Recensione riprendimi
Recensione a cura di GiorgioVillosio
Una telecamera segue di continuo una giovane coppia per girare un documentario sui temi della precarietà lavorativa. Ma il racconto finisce presto per incentrarsi sulla precarietà dei sentimenti amorosi ed affettivi, in un'ottica "al femminile".
Quante valenze e chiavi di lettura diverse nell'intrigante film della "resuscitata" Anna Negri, che mancava nelle sale dal lontano 1998 (con "In principio erano le mutande"); originale a partire dal titolo, con il suo doppio significato filmico e/o sentimentale.
La regista porta un nome famoso, ma del padre non vuole sentire parlare nel modo più assoluto, e prende le giuste distanze rifugiandosi nel privato, raccontando "storie di ordinari sentimentalismi femminili" come se la dimensione individuale fosse davvero quella unica, ed il contesto sociale contasse poco; si smentisce però quando, forse per reminescenze edipiche, ci mostra un affresco di vite singole fortemente condizionate dal momento storico e dall'insieme socio-culturale del Paese e dei tempi in cui viviamo.
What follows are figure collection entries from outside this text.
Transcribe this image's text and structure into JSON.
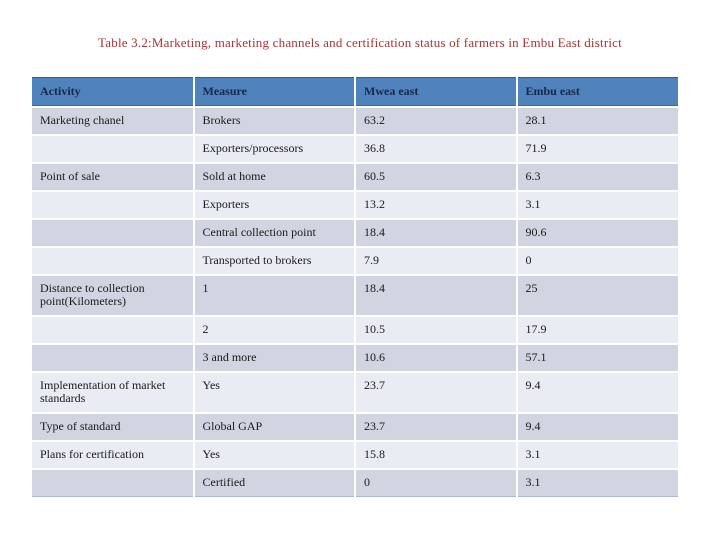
{
  "page": {
    "title": "Table 3.2:Marketing, marketing channels and certification status of farmers in Embu East district"
  },
  "colors": {
    "title_text": "#a83434",
    "header_bg": "#5082bb",
    "header_text": "#16284a",
    "row_band_dark": "#d0d5e1",
    "row_band_light": "#e9edf3",
    "cell_text": "#1a1a1a",
    "grid_line": "#ffffff",
    "table_bottom_border": "#aeb9cb"
  },
  "table": {
    "columns": [
      "Activity",
      "Measure",
      "Mwea east",
      "Embu east"
    ],
    "rows": [
      {
        "activity": "Marketing chanel",
        "measure": "Brokers",
        "mwea_east": "63.2",
        "embu_east": "28.1"
      },
      {
        "activity": "",
        "measure": "Exporters/processors",
        "mwea_east": "36.8",
        "embu_east": "71.9"
      },
      {
        "activity": "Point of sale",
        "measure": "Sold at home",
        "mwea_east": "60.5",
        "embu_east": "6.3"
      },
      {
        "activity": "",
        "measure": "Exporters",
        "mwea_east": "13.2",
        "embu_east": "3.1"
      },
      {
        "activity": "",
        "measure": "Central collection point",
        "mwea_east": "18.4",
        "embu_east": "90.6"
      },
      {
        "activity": "",
        "measure": "Transported to brokers",
        "mwea_east": "7.9",
        "embu_east": "0"
      },
      {
        "activity": "Distance to collection point(Kilometers)",
        "measure": "1",
        "mwea_east": "18.4",
        "embu_east": "25"
      },
      {
        "activity": "",
        "measure": "2",
        "mwea_east": "10.5",
        "embu_east": "17.9"
      },
      {
        "activity": "",
        "measure": "3 and more",
        "mwea_east": "10.6",
        "embu_east": "57.1"
      },
      {
        "activity": "Implementation of market standards",
        "measure": "Yes",
        "mwea_east": "23.7",
        "embu_east": "9.4"
      },
      {
        "activity": "Type of standard",
        "measure": "Global GAP",
        "mwea_east": "23.7",
        "embu_east": "9.4"
      },
      {
        "activity": "Plans for certification",
        "measure": "Yes",
        "mwea_east": "15.8",
        "embu_east": "3.1"
      },
      {
        "activity": "",
        "measure": "Certified",
        "mwea_east": "0",
        "embu_east": "3.1"
      }
    ]
  }
}
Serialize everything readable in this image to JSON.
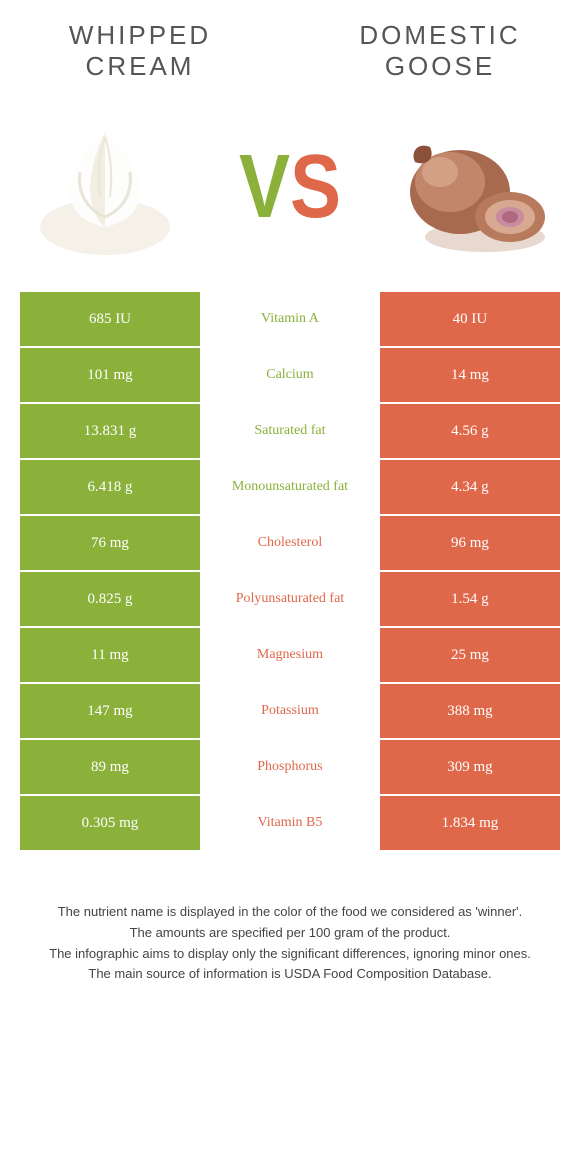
{
  "left_title": "Whipped cream",
  "right_title": "Domestic goose",
  "colors": {
    "left": "#8bb13b",
    "right": "#e0684a",
    "mid_bg": "#ffffff"
  },
  "rows": [
    {
      "name": "Vitamin A",
      "left": "685 IU",
      "right": "40 IU",
      "winner": "left"
    },
    {
      "name": "Calcium",
      "left": "101 mg",
      "right": "14 mg",
      "winner": "left"
    },
    {
      "name": "Saturated fat",
      "left": "13.831 g",
      "right": "4.56 g",
      "winner": "left"
    },
    {
      "name": "Monounsaturated fat",
      "left": "6.418 g",
      "right": "4.34 g",
      "winner": "left"
    },
    {
      "name": "Cholesterol",
      "left": "76 mg",
      "right": "96 mg",
      "winner": "right"
    },
    {
      "name": "Polyunsaturated fat",
      "left": "0.825 g",
      "right": "1.54 g",
      "winner": "right"
    },
    {
      "name": "Magnesium",
      "left": "11 mg",
      "right": "25 mg",
      "winner": "right"
    },
    {
      "name": "Potassium",
      "left": "147 mg",
      "right": "388 mg",
      "winner": "right"
    },
    {
      "name": "Phosphorus",
      "left": "89 mg",
      "right": "309 mg",
      "winner": "right"
    },
    {
      "name": "Vitamin B5",
      "left": "0.305 mg",
      "right": "1.834 mg",
      "winner": "right"
    }
  ],
  "footer": [
    "The nutrient name is displayed in the color of the food we considered as 'winner'.",
    "The amounts are specified per 100 gram of the product.",
    "The infographic aims to display only the significant differences, ignoring minor ones.",
    "The main source of information is USDA Food Composition Database."
  ]
}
A dimostrazione di quanto sopra, il fatto che il film trovi spazio solo come produzione indipendente (grazie a Francesca Neri) ed in festival alternativi (grazie a Robert Redford), e che tanta lucidità di osservazione le venga dai lunghi studi all'estero, in Paesi più ricchi ed aperti del nostro come Francia, Olanda e Gran Bretagna; la quale formazione sembra consentirle una visuale esterna, non condizionata della nostra realtà, con la vocazionale spietatezza del documentario.